No. 4 — Health technologists and technicians, all other: 30 percent growth (30,583 more jobs)

No. 5 — Genetic counselors: 31 percent growth (709 more jobs)

No. 6 — Hearing aid specialists: 28 percent growth (1,582 more jobs)

No. 7 (tie) — Mental health counselors: 27 percent growth (34,996 more jobs)

No. 7 (tie) — Physical therapists: 27 percent growth (49,202 more jobs)

No. 9 — Healthcare social workers: 26 percent growth (35,980 more jobs)

No. 10 — Medical secretaries: 20 percent (95,649 more jobs)

No. 11 — Registered nurses: 16 percent (397,315 more jobs)

No. 12 — Nursing assistants: 12 percent (163,770 more jobs)


This growth is not all necessarily good news, though.  About a quarter of all U.S. healthcare spending is in administrative costs rather than the direct provision of care, and those new jobs, and their associated costs, are passed on to those paying the bills, including the patient.  Hospitals are expanding their payrolls, and labor already comprises over half the cost of a hospitalization.

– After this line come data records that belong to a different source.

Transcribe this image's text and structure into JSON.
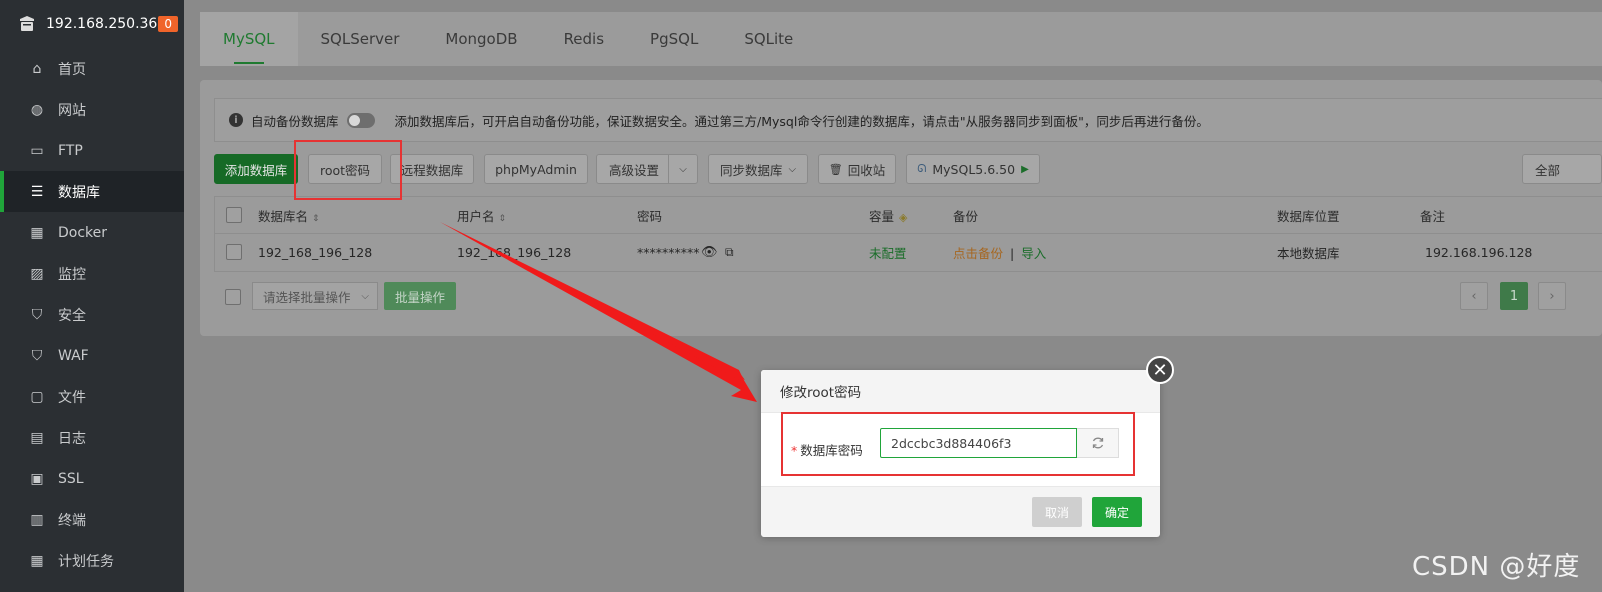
{
  "sidebar": {
    "host": "192.168.250.36",
    "badge": "0",
    "items": [
      {
        "label": "首页",
        "icon": "home-icon"
      },
      {
        "label": "网站",
        "icon": "globe-icon"
      },
      {
        "label": "FTP",
        "icon": "ftp-icon"
      },
      {
        "label": "数据库",
        "icon": "database-icon",
        "active": true
      },
      {
        "label": "Docker",
        "icon": "docker-icon"
      },
      {
        "label": "监控",
        "icon": "monitor-icon"
      },
      {
        "label": "安全",
        "icon": "shield-icon"
      },
      {
        "label": "WAF",
        "icon": "waf-shield-icon"
      },
      {
        "label": "文件",
        "icon": "folder-icon"
      },
      {
        "label": "日志",
        "icon": "log-icon"
      },
      {
        "label": "SSL",
        "icon": "ssl-icon"
      },
      {
        "label": "终端",
        "icon": "terminal-icon"
      },
      {
        "label": "计划任务",
        "icon": "calendar-icon"
      }
    ]
  },
  "tabs": [
    "MySQL",
    "SQLServer",
    "MongoDB",
    "Redis",
    "PgSQL",
    "SQLite"
  ],
  "tip": {
    "toggle_label": "自动备份数据库",
    "text": "添加数据库后，可开启自动备份功能，保证数据安全。通过第三方/Mysql命令行创建的数据库，请点击\"从服务器同步到面板\"，同步后再进行备份。"
  },
  "toolbar": {
    "add_db": "添加数据库",
    "root_pwd": "root密码",
    "remote_db": "远程数据库",
    "phpmyadmin": "phpMyAdmin",
    "advanced": "高级设置",
    "sync_db": "同步数据库",
    "recycle": "回收站",
    "mysql_version": "MySQL5.6.50",
    "filter_all": "全部"
  },
  "table": {
    "headers": [
      "数据库名",
      "用户名",
      "密码",
      "容量",
      "备份",
      "数据库位置",
      "备注"
    ],
    "rows": [
      {
        "name": "192_168_196_128",
        "user": "192_168_196_128",
        "password": "**********",
        "capacity": "未配置",
        "backup_link": "点击备份",
        "import_link": "导入",
        "location": "本地数据库",
        "note": "192.168.196.128"
      }
    ]
  },
  "footer": {
    "batch_select": "请选择批量操作",
    "batch_btn": "批量操作",
    "page": "1"
  },
  "dialog": {
    "title": "修改root密码",
    "label": "数据库密码",
    "value": "2dccbc3d884406f3",
    "cancel": "取消",
    "confirm": "确定"
  },
  "watermark": "CSDN @好度",
  "colors": {
    "accent_green": "#20a53a",
    "annotation_red": "#e63333"
  }
}
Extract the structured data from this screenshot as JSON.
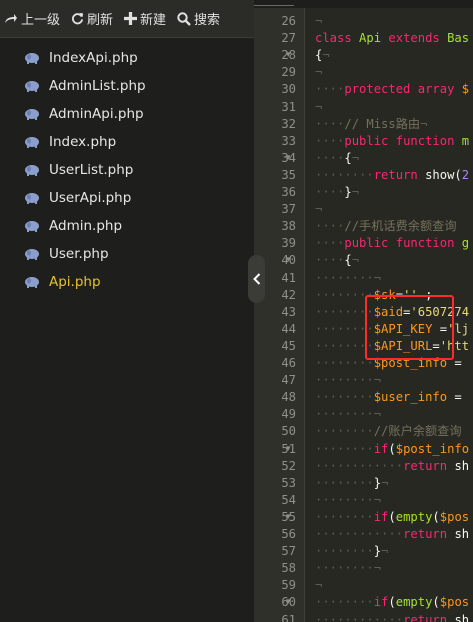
{
  "toolbar": {
    "up_label": "上一级",
    "refresh_label": "刷新",
    "new_label": "新建",
    "search_label": "搜索"
  },
  "files": [
    {
      "name": "IndexApi.php",
      "active": false
    },
    {
      "name": "AdminList.php",
      "active": false
    },
    {
      "name": "AdminApi.php",
      "active": false
    },
    {
      "name": "Index.php",
      "active": false
    },
    {
      "name": "UserList.php",
      "active": false
    },
    {
      "name": "UserApi.php",
      "active": false
    },
    {
      "name": "Admin.php",
      "active": false
    },
    {
      "name": "User.php",
      "active": false
    },
    {
      "name": "Api.php",
      "active": true
    }
  ],
  "code_lines": [
    {
      "n": "26",
      "fold": "",
      "tokens": [
        [
          "ws",
          "¬"
        ]
      ]
    },
    {
      "n": "27",
      "fold": "",
      "tokens": [
        [
          "kw",
          "class "
        ],
        [
          "cls",
          "Api "
        ],
        [
          "kw",
          "extends "
        ],
        [
          "cls",
          "Bas"
        ]
      ]
    },
    {
      "n": "28",
      "fold": "▾",
      "tokens": [
        [
          "",
          "{"
        ],
        [
          "ws",
          "¬"
        ]
      ]
    },
    {
      "n": "29",
      "fold": "",
      "tokens": [
        [
          "ws",
          "¬"
        ]
      ]
    },
    {
      "n": "30",
      "fold": "",
      "tokens": [
        [
          "ws",
          "····"
        ],
        [
          "kw",
          "protected "
        ],
        [
          "kw",
          "array "
        ],
        [
          "var",
          "$"
        ]
      ]
    },
    {
      "n": "31",
      "fold": "",
      "tokens": [
        [
          "ws",
          "¬"
        ]
      ]
    },
    {
      "n": "32",
      "fold": "",
      "tokens": [
        [
          "ws",
          "····"
        ],
        [
          "cm",
          "// Miss路由"
        ],
        [
          "ws",
          "¬"
        ]
      ]
    },
    {
      "n": "33",
      "fold": "",
      "tokens": [
        [
          "ws",
          "····"
        ],
        [
          "kw",
          "public "
        ],
        [
          "kw",
          "function "
        ],
        [
          "fn",
          "m"
        ]
      ]
    },
    {
      "n": "34",
      "fold": "▾",
      "tokens": [
        [
          "ws",
          "····"
        ],
        [
          "",
          "{"
        ],
        [
          "ws",
          "¬"
        ]
      ]
    },
    {
      "n": "35",
      "fold": "",
      "tokens": [
        [
          "ws",
          "········"
        ],
        [
          "kw",
          "return "
        ],
        [
          "",
          "show("
        ],
        [
          "num",
          "2"
        ]
      ]
    },
    {
      "n": "36",
      "fold": "",
      "tokens": [
        [
          "ws",
          "····"
        ],
        [
          "",
          "}"
        ],
        [
          "ws",
          "¬"
        ]
      ]
    },
    {
      "n": "37",
      "fold": "",
      "tokens": [
        [
          "ws",
          "¬"
        ]
      ]
    },
    {
      "n": "38",
      "fold": "",
      "tokens": [
        [
          "ws",
          "····"
        ],
        [
          "cm",
          "//手机话费余额查询"
        ]
      ]
    },
    {
      "n": "39",
      "fold": "",
      "tokens": [
        [
          "ws",
          "····"
        ],
        [
          "kw",
          "public "
        ],
        [
          "kw",
          "function "
        ],
        [
          "fn",
          "g"
        ]
      ]
    },
    {
      "n": "40",
      "fold": "▾",
      "tokens": [
        [
          "ws",
          "····"
        ],
        [
          "",
          "{"
        ],
        [
          "ws",
          "¬"
        ]
      ]
    },
    {
      "n": "41",
      "fold": "",
      "tokens": [
        [
          "ws",
          "········¬"
        ]
      ]
    },
    {
      "n": "42",
      "fold": "",
      "tokens": [
        [
          "ws",
          "········"
        ],
        [
          "var",
          "$sk"
        ],
        [
          "",
          "="
        ],
        [
          "str",
          "''"
        ],
        [
          "",
          " ;"
        ]
      ]
    },
    {
      "n": "43",
      "fold": "",
      "tokens": [
        [
          "ws",
          "········"
        ],
        [
          "var",
          "$aid"
        ],
        [
          "",
          "="
        ],
        [
          "str",
          "'6507274"
        ]
      ]
    },
    {
      "n": "44",
      "fold": "",
      "tokens": [
        [
          "ws",
          "········"
        ],
        [
          "var",
          "$API_KEY"
        ],
        [
          "",
          " ="
        ],
        [
          "str",
          "'lj"
        ]
      ]
    },
    {
      "n": "45",
      "fold": "",
      "tokens": [
        [
          "ws",
          "········"
        ],
        [
          "var",
          "$API_URL"
        ],
        [
          "",
          "="
        ],
        [
          "str",
          "'htt"
        ]
      ]
    },
    {
      "n": "46",
      "fold": "",
      "tokens": [
        [
          "ws",
          "········"
        ],
        [
          "var",
          "$post_info"
        ],
        [
          "",
          " ="
        ]
      ]
    },
    {
      "n": "47",
      "fold": "",
      "tokens": [
        [
          "ws",
          "········¬"
        ]
      ]
    },
    {
      "n": "48",
      "fold": "",
      "tokens": [
        [
          "ws",
          "········"
        ],
        [
          "var",
          "$user_info"
        ],
        [
          "",
          " ="
        ]
      ]
    },
    {
      "n": "49",
      "fold": "",
      "tokens": [
        [
          "ws",
          "········¬"
        ]
      ]
    },
    {
      "n": "50",
      "fold": "",
      "tokens": [
        [
          "ws",
          "········"
        ],
        [
          "cm",
          "//账户余额查询"
        ]
      ]
    },
    {
      "n": "51",
      "fold": "▾",
      "tokens": [
        [
          "ws",
          "········"
        ],
        [
          "kw",
          "if"
        ],
        [
          "",
          "("
        ],
        [
          "var",
          "$post_info"
        ]
      ]
    },
    {
      "n": "52",
      "fold": "",
      "tokens": [
        [
          "ws",
          "············"
        ],
        [
          "kw",
          "return "
        ],
        [
          "",
          "sh"
        ]
      ]
    },
    {
      "n": "53",
      "fold": "",
      "tokens": [
        [
          "ws",
          "········"
        ],
        [
          "",
          "}"
        ],
        [
          "ws",
          "¬"
        ]
      ]
    },
    {
      "n": "54",
      "fold": "",
      "tokens": [
        [
          "ws",
          "········¬"
        ]
      ]
    },
    {
      "n": "55",
      "fold": "▾",
      "tokens": [
        [
          "ws",
          "········"
        ],
        [
          "kw",
          "if"
        ],
        [
          "",
          "("
        ],
        [
          "fn",
          "empty"
        ],
        [
          "",
          "("
        ],
        [
          "var",
          "$pos"
        ]
      ]
    },
    {
      "n": "56",
      "fold": "",
      "tokens": [
        [
          "ws",
          "············"
        ],
        [
          "kw",
          "return "
        ],
        [
          "",
          "sh"
        ]
      ]
    },
    {
      "n": "57",
      "fold": "",
      "tokens": [
        [
          "ws",
          "········"
        ],
        [
          "",
          "}"
        ],
        [
          "ws",
          "¬"
        ]
      ]
    },
    {
      "n": "58",
      "fold": "",
      "tokens": [
        [
          "ws",
          "········¬"
        ]
      ]
    },
    {
      "n": "59",
      "fold": "",
      "tokens": [
        [
          "ws",
          "¬"
        ]
      ]
    },
    {
      "n": "60",
      "fold": "▾",
      "tokens": [
        [
          "ws",
          "········"
        ],
        [
          "kw",
          "if"
        ],
        [
          "",
          "("
        ],
        [
          "fn",
          "empty"
        ],
        [
          "",
          "("
        ],
        [
          "var",
          "$pos"
        ]
      ]
    },
    {
      "n": "61",
      "fold": "",
      "tokens": [
        [
          "ws",
          "············"
        ],
        [
          "kw",
          "return "
        ],
        [
          "",
          "sh"
        ]
      ]
    }
  ]
}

As the trend toward outpatient care continues, the pressure to fill those empty beds will be even more enormous than it is now.  In many communities, the local hospital is the biggest employer, and layoffs have significant political consequences that ripple through a community. Lastly, while many healthcare jobs pay well, the largest growth is in one of the lowest-skilled and paid jobs -home health aides.


For some communities, the growth is healthcare jobs is a boon.  Nevertheless, for the nation, we may just be painting ourselves into an economic corner.